Submitted to: Cell Reports Methods
Publication Type: Peer Reviewed Journal
Publication Acceptance Date: 1/11/2024
Publication Date: 2/26/2024
Citation: Jonnakuti, V.S., Wagner, E.J., Maletic-Savatic, M., Liu, Z., Yalamanchili, H.K. 2024. PolyAMiner-Bulk is a deep learning-based algorithm that decodes alternative polyadenylation dynamics from bulk RNA-seq data. Cell Reports Methods. 4:Article 100707. https://doi.org/10.1016/j.crmeth.2024.100707.
DOI: https://doi.org/10.1016/j.crmeth.2024.100707

Interpretive Summary: PolyAMiner-Bulk is a novel deep learning-based algorithm developed to decode alternative polyadenylation (APA) dynamics from bulk RNA-seq data. APA is a critical post-transcriptional mechanism that generates multiple mRNA isoforms from a single gene, playing a vital role in regulating gene expression. Misregulation of APA is associated with numerous diseases, including neurodegenerative disorders, cancer, and metabolic conditions. However, current computational methods for detecting cleavage and polyadenylation sites (C/PASs) and analyzing 3' UTR length variations in bulk RNA-seq data face major hurdles, such as inadequate C/PAS annotations, challenges in disentangling overlapping C/PASs, and difficulties in pinpointing specific APA site changes. These challenges become more pronounced in large-scale cohort studies including nutrition studies. By utilizing an attention-based deep learning architecture, PolyAMiner-Bulk models RNA as a language, capturing complex dependencies within RNA sequences to accurately infer APA dynamics. This tool holds significant potential for pediatric nutrition and obesity research. Identifying diet induced APA changes and understanding how these APA changes affect gene expression in metabolic pathways could reveal new targets for dietary interventions for childhood obesity and diabetes. Additionally, it can help unravel APA-related mechanisms in metabolic diseases, providing insights that could lead to improved strategies for managing these conditions.

Technical Abstract: Alternative polyadenylation (APA) is a key post-transcriptional regulatory mechanism; yet, its regulation and impact on human diseases remain understudied. Existing bulk RNA sequencing (RNA-seq)-based APA methods predominantly rely on predefined annotations, severely impacting their ability to decode novel tissue- and disease-specific APA changes. Furthermore, they only account for the most proximal and distal cleavage and polyadenylation sites (C/PASs). Deconvoluting overlapping C/PASs and the inherent noisy 3' UTR coverage in bulk RNA-seq data pose additional challenges. To overcome these limitations, we introduce PolyAMiner-Bulk, an attention-based deep learning algorithm that accurately recapitulates C/PAS sequence grammar, resolves overlapping C/PASs, captures non-proximal-to-distal APA changes, and generates visualizations to illustrate APA dynamics.
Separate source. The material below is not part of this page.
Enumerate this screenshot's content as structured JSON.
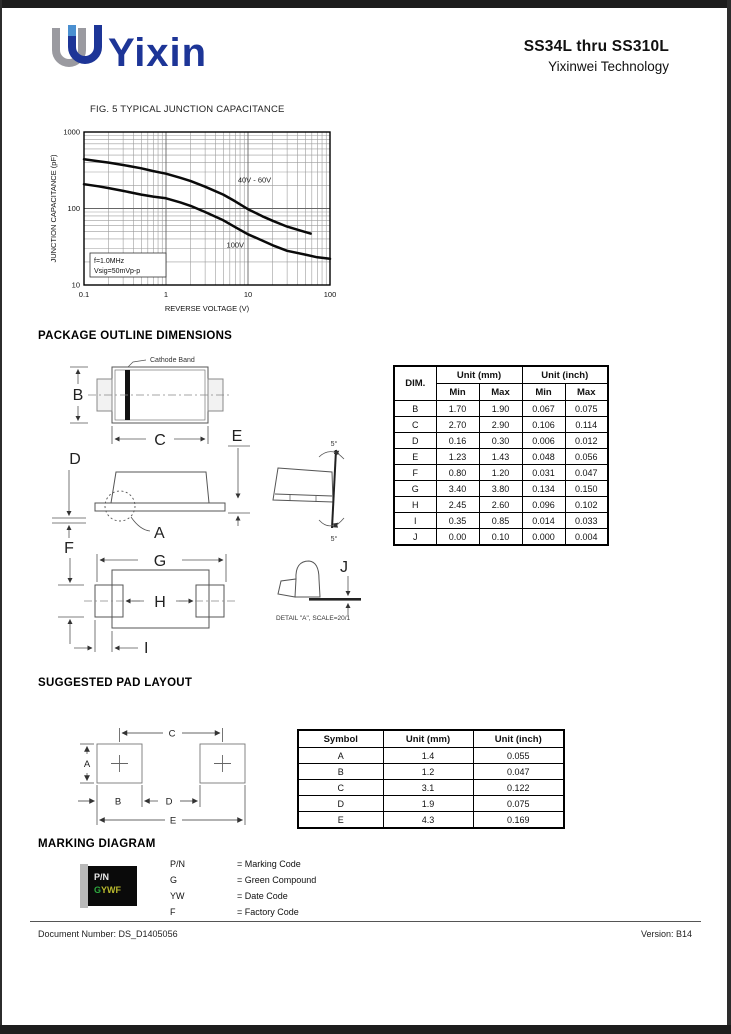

Utilizing an advanced deep learning model, C/PAS-BERT, PolyAMiner-Bulk aims for precise C/PAS identification and comprehensive APA analysis, bridging the gap in APA research using bulk RNA-seq data. Evaluation on multiple datasets strongly evinces the performance merit of PolyAMiner-Bulk, accurately identifying more APA changes compared with other methods. With the growing importance of APA and the abundance of bulk RNA-seq data, PolyAMiner-Bulk establishes a robust paradigm of APA analysis.